Integrate PDBs with Higher-Level Objects

Integrating PDBs with Kubernetes objects like deployments, StatefulSets, and ReplicaSets enhances application resilience. These objects manage the pods’ desired state, including their number and lifecycle. When a PDB is used in conjunction with these controllers, it ensures that voluntary disruptions do not cause the number of available replicas to fall below the specified threshold. 

This setup automates the enforcement of availability policies during updates or node maintenance. It also simplifies management by leveraging the controllers’ built-in mechanisms for rolling updates and automatic replacements. For example, when a deployment is updated, it tries to maintain availability according to its strategy (e.g., RollingUpdate), while also respecting any PDBs that apply to its pods. 

Prepare for Involuntary Disruptions 

Pod Disruption Budgets are designed to protect against voluntary disruptions, but it’s essential to consider involuntary disruptions such as hardware failures or network issues.
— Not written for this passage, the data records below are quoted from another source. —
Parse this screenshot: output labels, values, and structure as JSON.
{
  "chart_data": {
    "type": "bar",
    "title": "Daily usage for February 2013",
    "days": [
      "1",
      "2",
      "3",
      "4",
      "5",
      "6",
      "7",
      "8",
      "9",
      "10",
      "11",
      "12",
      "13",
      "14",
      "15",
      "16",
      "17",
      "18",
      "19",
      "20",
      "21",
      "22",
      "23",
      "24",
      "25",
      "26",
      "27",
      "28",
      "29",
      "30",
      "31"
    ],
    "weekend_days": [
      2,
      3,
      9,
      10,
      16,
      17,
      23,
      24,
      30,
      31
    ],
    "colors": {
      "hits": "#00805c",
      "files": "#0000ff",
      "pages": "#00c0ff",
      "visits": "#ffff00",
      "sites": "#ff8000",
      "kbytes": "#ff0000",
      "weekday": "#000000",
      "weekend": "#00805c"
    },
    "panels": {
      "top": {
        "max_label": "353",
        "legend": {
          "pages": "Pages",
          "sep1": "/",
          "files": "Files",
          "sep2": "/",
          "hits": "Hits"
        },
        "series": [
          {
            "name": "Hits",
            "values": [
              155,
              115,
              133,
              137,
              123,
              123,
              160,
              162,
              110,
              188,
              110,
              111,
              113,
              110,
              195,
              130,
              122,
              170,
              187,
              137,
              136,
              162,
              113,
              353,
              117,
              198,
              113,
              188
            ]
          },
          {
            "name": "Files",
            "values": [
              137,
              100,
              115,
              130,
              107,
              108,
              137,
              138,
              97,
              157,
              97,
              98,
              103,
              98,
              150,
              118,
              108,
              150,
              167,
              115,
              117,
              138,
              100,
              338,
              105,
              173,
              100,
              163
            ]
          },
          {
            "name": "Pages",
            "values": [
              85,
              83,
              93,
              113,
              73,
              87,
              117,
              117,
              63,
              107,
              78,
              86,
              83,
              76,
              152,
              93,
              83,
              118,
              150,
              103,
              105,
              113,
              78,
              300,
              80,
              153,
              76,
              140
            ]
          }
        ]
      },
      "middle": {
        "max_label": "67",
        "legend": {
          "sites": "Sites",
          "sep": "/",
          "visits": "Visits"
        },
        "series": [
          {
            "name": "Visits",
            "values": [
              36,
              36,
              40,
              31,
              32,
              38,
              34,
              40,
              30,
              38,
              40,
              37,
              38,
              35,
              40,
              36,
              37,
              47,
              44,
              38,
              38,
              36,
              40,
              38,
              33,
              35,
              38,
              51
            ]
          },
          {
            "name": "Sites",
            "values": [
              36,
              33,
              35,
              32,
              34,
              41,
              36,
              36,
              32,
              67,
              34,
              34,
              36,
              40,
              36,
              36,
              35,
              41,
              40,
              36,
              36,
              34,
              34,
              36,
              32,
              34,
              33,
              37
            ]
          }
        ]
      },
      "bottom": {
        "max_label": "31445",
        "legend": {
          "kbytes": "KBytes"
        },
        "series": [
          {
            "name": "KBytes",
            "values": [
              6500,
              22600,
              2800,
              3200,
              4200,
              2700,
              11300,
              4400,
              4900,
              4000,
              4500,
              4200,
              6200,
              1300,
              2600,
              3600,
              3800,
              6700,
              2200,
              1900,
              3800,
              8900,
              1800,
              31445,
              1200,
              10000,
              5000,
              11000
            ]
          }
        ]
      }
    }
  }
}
These events can impact your application’s availability outside the scope of PDBs. 

To mitigate these risks, ensure your Kubernetes cluster is sufficiently resilient. This involves strategies like distributing pods across multiple nodes or availability zones, which helps prevent a single point of failure from affecting your application’s overall availability. Monitoring and alerting systems can provide early warnings for involuntary disruptions, allowing you to take action before they impact your services. 

Consistently Monitor the PDBs 

Monitoring PDBs is essential for ensuring they function as intended and provide the expected level of protection against disruptions. Regular monitoring allows you to verify that the PDB settings align with your application’s availability requirements and to adjust them as those requirements evolve. 

Use kubectl get pdb to list all PDBs and their current status, which shows how many pods are protected and whether any disruptions are currently blocked due to the PDB constraints.

In addition to command-line tools, consider integrating Kubernetes monitoring solutions that can track PDB status changes and alert you to potential issues.